PROF. DR. ANI MARDIASTUTI (
[email protected]) mendapatkan gelar Ph.D dari Michigan
State University, Amerika Serikat, dalam bidang ekologi dan manajemen satwaliar. Saat ini ia bekerja sebagai staf pengajar pada Departemen Konservasi Sumberdaya Hutan dan Ekowisata, Fakultas Kehutanan, Institut Pertanian Bogor (IPB) dan menjadi Direktur Eksekutif berbagai yayasan, termasuk Yayasan Pembangunan Berkelanjutan dan Yayasan Nata Samastha. Ia adalah juga Pendiri dan Ketua Dewan Burung Indonesia. Selain mengajar di IPB, Ani juga menjadi staf pengajar pada Program Studi Konservasi Biodiversitas Universitas Indonesia.

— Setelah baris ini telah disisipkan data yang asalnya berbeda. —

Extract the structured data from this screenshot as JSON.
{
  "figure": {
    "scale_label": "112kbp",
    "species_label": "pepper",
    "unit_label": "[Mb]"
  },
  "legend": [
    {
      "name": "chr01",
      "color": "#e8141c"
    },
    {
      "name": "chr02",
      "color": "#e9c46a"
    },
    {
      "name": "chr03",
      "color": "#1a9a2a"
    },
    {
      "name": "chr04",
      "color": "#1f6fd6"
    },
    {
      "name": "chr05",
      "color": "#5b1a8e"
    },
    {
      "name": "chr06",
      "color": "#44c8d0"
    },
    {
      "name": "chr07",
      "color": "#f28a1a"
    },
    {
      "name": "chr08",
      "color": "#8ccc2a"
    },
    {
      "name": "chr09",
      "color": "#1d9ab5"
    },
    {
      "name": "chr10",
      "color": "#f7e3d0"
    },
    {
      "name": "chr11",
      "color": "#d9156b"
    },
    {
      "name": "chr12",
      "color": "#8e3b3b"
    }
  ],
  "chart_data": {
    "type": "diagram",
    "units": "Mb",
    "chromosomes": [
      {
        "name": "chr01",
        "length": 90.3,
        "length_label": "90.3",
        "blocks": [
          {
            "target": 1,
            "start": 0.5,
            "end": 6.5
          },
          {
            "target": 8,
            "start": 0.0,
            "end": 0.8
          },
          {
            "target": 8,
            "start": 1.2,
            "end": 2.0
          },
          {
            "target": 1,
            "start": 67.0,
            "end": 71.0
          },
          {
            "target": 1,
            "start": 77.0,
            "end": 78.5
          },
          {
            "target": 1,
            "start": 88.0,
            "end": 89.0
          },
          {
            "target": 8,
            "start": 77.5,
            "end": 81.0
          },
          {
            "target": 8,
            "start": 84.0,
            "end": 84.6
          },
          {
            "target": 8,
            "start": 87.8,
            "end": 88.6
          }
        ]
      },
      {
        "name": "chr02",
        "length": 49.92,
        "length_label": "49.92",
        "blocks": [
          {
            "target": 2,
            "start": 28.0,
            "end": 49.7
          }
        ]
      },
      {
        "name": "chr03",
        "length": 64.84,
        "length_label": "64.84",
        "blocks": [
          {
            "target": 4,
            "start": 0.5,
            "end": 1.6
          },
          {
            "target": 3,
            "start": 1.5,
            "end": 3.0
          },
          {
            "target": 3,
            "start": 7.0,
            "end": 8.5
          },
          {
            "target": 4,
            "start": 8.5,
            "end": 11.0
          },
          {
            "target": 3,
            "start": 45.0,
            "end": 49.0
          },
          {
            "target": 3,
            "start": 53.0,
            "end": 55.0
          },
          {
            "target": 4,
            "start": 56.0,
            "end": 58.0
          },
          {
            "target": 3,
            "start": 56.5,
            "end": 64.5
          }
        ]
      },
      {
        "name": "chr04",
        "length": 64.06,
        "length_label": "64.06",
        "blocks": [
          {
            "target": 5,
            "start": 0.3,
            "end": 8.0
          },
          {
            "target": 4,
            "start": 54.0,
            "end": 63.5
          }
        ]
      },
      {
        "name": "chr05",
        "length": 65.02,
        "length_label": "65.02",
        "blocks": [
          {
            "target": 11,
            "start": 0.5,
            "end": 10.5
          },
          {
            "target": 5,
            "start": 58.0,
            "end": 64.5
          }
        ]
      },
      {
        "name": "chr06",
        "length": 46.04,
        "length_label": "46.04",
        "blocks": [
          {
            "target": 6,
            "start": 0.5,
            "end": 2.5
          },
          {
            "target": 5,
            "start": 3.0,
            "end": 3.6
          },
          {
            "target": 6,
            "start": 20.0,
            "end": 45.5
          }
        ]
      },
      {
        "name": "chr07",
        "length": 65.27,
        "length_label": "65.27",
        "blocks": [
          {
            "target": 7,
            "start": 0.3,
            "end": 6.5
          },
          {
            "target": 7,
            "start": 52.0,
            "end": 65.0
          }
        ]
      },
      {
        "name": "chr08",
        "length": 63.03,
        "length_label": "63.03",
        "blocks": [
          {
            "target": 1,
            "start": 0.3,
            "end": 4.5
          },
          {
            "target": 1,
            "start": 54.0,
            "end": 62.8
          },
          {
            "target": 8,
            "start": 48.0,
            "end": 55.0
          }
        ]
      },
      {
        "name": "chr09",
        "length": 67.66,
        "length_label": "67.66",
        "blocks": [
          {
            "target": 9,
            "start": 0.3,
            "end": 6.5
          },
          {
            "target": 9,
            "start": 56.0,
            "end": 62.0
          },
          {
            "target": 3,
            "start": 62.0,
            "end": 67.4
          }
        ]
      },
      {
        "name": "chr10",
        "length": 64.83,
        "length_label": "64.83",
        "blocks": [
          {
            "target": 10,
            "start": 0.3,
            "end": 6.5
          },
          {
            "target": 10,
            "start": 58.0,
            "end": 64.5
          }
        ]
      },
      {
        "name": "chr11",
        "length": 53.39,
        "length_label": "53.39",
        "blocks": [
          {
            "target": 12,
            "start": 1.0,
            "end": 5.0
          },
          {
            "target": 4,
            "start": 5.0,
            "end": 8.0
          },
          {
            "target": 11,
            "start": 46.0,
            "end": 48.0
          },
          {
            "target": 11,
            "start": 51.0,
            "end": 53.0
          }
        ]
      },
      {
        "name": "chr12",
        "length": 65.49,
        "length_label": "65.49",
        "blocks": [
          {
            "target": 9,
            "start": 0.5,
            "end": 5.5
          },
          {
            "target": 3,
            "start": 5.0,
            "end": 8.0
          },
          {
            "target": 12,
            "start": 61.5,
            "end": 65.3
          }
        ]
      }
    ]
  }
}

Ia pernah bekerja sebagai National Coordinator TRAFFIC Southeast Asia untuk Indonesia, Senior Policy Advisor pada Yayasan KEHATI, serta sebagai konsultan konservasi keanekaragaman hayati pada beberapa lembaga internasional, termasuk JICA, World Bank, USAID, GIZ, UN-REDD dan ASEAN Center for Biodiversity.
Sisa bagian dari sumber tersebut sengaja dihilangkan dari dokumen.